A vacinação continua sendo uma das principais estratégias para proteger crianças contra doenças graves e potencialmente incapacitantes. A partir da atualização do calendário nacional de imunização, a vacina contra a poliomielite passa a contar com uma nova dose de reforço aos 4 anos de idade, medida que busca ampliar a proteção infantil e reduzir ainda mais o risco de reintrodução do vírus no Brasil.
A mudança reforça o compromisso das autoridades de saúde com a prevenção da poliomielite, doença altamente contagiosa que pode provocar sequelas permanentes, especialmente paralisia dos membros inferiores.
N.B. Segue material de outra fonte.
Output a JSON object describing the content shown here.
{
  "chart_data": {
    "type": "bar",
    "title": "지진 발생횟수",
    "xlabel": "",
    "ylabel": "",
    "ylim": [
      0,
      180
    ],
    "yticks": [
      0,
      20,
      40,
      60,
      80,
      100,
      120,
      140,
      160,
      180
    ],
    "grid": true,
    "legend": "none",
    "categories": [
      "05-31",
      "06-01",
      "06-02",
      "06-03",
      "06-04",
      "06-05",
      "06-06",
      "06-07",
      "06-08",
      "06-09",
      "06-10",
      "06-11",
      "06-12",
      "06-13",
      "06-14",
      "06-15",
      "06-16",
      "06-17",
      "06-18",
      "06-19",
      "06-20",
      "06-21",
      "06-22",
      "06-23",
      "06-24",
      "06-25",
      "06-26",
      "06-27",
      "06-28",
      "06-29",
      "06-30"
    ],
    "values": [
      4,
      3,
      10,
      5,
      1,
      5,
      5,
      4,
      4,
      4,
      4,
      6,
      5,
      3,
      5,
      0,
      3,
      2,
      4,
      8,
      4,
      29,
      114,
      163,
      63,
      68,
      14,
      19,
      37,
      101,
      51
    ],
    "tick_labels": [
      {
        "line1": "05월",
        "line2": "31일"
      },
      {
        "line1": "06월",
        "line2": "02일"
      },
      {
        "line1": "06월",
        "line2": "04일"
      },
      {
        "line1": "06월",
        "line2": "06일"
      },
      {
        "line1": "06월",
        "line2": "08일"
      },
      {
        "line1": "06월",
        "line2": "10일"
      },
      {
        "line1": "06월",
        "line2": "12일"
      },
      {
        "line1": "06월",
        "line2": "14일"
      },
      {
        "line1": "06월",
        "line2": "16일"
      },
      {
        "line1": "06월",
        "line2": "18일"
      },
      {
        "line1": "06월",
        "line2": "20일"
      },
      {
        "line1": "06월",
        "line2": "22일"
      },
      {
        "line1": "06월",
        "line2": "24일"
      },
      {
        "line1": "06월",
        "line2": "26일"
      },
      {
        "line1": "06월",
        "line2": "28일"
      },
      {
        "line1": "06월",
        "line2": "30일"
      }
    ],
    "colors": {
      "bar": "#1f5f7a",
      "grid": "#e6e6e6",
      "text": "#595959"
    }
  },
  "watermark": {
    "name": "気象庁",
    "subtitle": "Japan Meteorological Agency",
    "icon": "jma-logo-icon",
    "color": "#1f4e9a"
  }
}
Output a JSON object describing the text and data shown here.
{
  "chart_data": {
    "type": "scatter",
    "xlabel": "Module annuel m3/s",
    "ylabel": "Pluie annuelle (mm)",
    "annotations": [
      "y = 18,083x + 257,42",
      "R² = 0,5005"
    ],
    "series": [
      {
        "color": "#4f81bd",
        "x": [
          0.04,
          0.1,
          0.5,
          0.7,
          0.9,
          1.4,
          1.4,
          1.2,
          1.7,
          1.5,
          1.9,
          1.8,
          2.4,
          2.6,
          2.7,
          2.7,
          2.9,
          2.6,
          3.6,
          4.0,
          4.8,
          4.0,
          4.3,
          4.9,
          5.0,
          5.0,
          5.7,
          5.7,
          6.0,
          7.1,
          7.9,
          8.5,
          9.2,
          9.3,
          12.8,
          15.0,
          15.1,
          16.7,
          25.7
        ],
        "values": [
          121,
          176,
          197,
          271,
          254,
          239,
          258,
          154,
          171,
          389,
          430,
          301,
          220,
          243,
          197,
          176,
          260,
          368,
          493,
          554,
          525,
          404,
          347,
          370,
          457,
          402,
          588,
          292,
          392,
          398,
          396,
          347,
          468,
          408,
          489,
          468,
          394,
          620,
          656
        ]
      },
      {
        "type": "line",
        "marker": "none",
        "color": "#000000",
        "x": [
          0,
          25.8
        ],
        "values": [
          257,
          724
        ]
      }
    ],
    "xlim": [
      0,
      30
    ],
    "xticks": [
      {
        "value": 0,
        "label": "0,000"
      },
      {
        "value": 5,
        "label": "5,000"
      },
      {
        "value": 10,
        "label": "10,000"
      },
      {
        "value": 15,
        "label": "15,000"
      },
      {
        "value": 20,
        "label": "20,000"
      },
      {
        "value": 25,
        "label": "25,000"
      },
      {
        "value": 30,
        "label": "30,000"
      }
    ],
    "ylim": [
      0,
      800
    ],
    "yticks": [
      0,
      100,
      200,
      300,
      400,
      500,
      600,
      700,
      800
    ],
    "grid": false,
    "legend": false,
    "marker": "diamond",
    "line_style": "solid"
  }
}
Embora o Brasil esteja livre da circulação do poliovírus há décadas, especialistas alertam que a queda na cobertura vacinal registrada nos últimos anos aumenta o risco de reintrodução da doença, tornando essencial que pais e responsáveis mantenham a caderneta de vacinação atualizada.
Além da nova dose de reforço, a orientação continua sendo que todas as crianças cumpram rigorosamente o calendário vacinal, garantindo proteção completa durante os primeiros anos de vida.
Conhecida popularmente como paralisia infantil, a poliomielite é causada por um vírus que pode atingir o sistema nervoso central e provocar perda de força muscular, paralisias permanentes e, nos casos mais graves, comprometer a musculatura responsável pela respiração.
A transmissão ocorre principalmente por meio do contato com água ou alimentos contaminados, além da via fecal-oral, facilitando a disseminação em ambientes com baixa cobertura vacinal.
Grande parte das pessoas infectadas apresenta sintomas leves ou até mesmo não desenvolve sinais aparentes da doença, o que favorece a circulação silenciosa do vírus entre indivíduos não imunizados.
Por esse motivo, a vacinação continua sendo considerada a forma mais eficaz de prevenção.
A inclusão do reforço aos 4 anos tem como objetivo fortalecer a resposta imunológica das crianças, prolongando a proteção adquirida nas doses anteriores.
Especialistas explicam que os reforços são fundamentais para manter níveis adequados de anticorpos ao longo da infância, garantindo maior segurança contra possíveis exposições ao vírus.
A atualização acompanha estratégias internacionais voltadas ao fortalecimento da imunização infantil e ao cumprimento das metas globais para erradicação definitiva da poliomielite.
Apesar do sucesso histórico das campanhas de vacinação, a redução na adesão aos imunizantes tem preocupado profissionais da saúde em todo o país.
A queda na cobertura vacinal favorece o surgimento de bolsões de pessoas desprotegidas, criando condições para o retorno de doenças que já estavam controladas ou eliminadas.
Além da poliomielite, outras enfermidades como sarampo, coqueluche e difteria também podem voltar a circular quando os índices de vacinação permanecem abaixo do recomendado.
Por isso, campanhas de conscientização têm reforçado a importância de cumprir todas as etapas do calendário vacinal.
Além de proteger individualmente cada criança, a vacinação contribui para a chamada imunidade coletiva.
Quando um número elevado de pessoas está imunizado, a circulação dos vírus diminui significativamente, protegendo inclusive indivíduos que, por motivos médicos, não podem receber determinadas vacinas.
Esse mecanismo é considerado essencial para impedir surtos e preservar os avanços conquistados pela saúde pública nas últimas décadas.
Especialistas destacam que manter altas taxas de cobertura vacinal é uma responsabilidade compartilhada entre famílias, profissionais de saúde e toda a sociedade.
A orientação é que pais e responsáveis consultem regularmente a carteira de vacinação das crianças para verificar se todas as doses previstas foram aplicadas.
Caso exista qualquer atraso, é possível atualizar o esquema vacinal nas unidades de saúde, conforme avaliação dos profissionais responsáveis.
Além da vacina contra a poliomielite, o calendário infantil contempla imunizantes contra diversas doenças graves, como meningite, hepatites, sarampo, rubéola, caxumba, febre amarela e outras enfermidades preveníveis.
A conferência periódica da caderneta é uma medida simples, mas fundamental para garantir a proteção completa durante a infância.
A inclusão da nova dose de reforço contra a poliomielite aos 4 anos representa mais um avanço nas estratégias de proteção da saúde infantil e reforça a importância da vacinação como uma das maiores conquistas da medicina moderna.
Ao ampliar a cobertura vacinal e incentivar que as famílias mantenham a imunização em dia, o município fortalece a prevenção contra doenças graves, preserva a saúde das crianças e contribui para manter o Brasil protegido contra a reintrodução da paralisia infantil, doença que já causou milhares de casos de incapacidade permanente antes da implantação das campanhas de vacinação.